FOOD SAFETY AND SMALL FARMS: John Schwenkler writes:

Over the weekend, Tim Carney and Rod Dreher both had very nice columns on the controversy over the push for the implementation of a National Animal Identification System and other food safety measures being pushed in Congress that would likely pose serious burdens for smaller farmers and other producers who are unable to take advantage of the benefits of economies of scale. …

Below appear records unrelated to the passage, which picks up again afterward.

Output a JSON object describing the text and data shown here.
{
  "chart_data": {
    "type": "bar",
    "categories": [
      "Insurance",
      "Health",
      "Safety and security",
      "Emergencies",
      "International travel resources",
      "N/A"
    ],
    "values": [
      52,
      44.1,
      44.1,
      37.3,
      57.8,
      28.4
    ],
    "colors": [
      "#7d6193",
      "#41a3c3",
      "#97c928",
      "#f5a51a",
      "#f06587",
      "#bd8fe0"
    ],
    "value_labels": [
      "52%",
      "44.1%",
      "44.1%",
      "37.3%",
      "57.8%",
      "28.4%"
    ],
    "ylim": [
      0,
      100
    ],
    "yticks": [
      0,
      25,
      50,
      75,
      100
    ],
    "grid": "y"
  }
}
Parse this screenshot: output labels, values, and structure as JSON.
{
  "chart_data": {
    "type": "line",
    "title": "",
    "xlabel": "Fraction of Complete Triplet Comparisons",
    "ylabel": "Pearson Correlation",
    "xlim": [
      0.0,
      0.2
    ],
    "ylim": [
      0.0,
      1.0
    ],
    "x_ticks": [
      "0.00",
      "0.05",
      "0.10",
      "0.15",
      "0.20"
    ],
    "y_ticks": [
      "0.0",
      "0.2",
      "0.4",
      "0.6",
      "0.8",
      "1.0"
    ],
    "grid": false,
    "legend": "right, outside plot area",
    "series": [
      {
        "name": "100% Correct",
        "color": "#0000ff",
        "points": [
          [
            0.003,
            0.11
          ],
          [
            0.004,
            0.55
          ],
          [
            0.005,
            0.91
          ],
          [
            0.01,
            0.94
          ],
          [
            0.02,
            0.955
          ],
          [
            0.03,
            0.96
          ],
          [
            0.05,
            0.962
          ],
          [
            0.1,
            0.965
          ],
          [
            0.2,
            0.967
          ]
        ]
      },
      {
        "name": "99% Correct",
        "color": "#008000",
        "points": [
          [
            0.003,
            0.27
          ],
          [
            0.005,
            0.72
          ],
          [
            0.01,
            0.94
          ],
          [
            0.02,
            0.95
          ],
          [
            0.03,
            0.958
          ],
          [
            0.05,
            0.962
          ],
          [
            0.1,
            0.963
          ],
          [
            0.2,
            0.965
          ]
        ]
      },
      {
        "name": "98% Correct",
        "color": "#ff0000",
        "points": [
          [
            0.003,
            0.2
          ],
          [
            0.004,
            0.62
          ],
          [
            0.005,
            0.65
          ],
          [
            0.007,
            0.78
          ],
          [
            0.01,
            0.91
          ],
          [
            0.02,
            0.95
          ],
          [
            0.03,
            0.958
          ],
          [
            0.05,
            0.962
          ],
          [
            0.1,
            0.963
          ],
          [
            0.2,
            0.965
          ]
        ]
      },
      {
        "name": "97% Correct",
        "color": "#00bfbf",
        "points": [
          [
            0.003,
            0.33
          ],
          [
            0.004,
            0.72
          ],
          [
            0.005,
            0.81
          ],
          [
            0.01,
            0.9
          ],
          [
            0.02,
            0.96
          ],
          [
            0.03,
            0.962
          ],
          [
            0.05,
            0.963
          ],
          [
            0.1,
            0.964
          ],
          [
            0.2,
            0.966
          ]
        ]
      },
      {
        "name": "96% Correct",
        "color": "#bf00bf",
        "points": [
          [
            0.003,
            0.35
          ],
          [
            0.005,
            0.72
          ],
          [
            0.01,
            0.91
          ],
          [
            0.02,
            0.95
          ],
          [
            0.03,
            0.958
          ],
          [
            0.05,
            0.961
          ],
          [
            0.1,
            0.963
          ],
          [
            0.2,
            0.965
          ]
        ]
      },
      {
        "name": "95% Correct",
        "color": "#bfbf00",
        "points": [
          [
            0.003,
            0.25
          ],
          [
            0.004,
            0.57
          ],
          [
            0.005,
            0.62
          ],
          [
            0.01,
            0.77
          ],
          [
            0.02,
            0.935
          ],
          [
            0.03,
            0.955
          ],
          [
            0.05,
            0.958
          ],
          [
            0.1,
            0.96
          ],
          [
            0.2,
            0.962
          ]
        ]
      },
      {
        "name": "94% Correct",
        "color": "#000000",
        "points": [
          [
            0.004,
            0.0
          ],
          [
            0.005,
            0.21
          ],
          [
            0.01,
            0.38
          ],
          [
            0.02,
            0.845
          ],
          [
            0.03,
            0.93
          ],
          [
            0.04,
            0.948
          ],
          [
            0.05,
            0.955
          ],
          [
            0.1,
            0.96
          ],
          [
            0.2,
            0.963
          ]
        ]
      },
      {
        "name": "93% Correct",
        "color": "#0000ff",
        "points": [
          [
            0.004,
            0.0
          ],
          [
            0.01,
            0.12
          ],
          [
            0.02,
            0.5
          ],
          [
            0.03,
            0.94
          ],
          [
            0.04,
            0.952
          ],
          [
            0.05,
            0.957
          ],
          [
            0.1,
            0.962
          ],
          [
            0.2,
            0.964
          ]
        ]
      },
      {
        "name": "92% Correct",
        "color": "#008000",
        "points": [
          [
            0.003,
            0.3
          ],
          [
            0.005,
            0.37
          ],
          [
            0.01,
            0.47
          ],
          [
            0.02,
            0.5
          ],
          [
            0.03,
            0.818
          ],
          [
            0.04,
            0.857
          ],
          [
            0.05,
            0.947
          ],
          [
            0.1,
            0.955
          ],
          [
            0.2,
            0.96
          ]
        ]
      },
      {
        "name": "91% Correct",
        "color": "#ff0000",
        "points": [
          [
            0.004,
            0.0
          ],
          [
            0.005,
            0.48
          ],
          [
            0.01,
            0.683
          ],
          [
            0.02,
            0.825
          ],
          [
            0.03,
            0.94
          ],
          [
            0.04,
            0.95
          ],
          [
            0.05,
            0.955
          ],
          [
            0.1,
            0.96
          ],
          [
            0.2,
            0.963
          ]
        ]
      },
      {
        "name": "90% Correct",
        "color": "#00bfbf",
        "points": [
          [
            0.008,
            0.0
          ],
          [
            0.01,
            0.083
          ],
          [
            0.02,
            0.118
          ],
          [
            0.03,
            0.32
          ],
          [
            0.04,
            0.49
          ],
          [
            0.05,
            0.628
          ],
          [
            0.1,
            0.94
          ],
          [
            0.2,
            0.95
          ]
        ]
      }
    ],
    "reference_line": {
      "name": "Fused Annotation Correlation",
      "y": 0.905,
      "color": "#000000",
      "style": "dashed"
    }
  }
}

What Rod wants, then, is a system that puts stringent regulations in place on the larger producers while granting exemptions for smaller farmers who can’t reasonably be expected to meet them. But granting that this sort of route is clearly possible in principle, is it politically feasible? In my Doublethink piece on raw milk, the dynamic I detected in the battle over regulation in California was essentially the same one that Mark found in his work on the CPSIA controversy: in stark contrast to the naive image of anti-regulatory businessmen squared off against the would-be food nannies in government, the actual relationship between business and government was much more, well, symbiotic than that; it was the corporations that were pushing for the new regulations, and it was hard not to think that they were doing so at least partly because they were cognizant of the effects that such regulation would have on the competition. “Regulation”, as Tim Carney put it to me in a quotation from that article, “always helps the big guys by creating barriers to entry, but there’s a more important dynamic here: When you give the government power, you give the lobbyists power. It also works the other way: When only a handful of businesses dominate an industry, bureaucrats and politicians find it easier to control that industry.”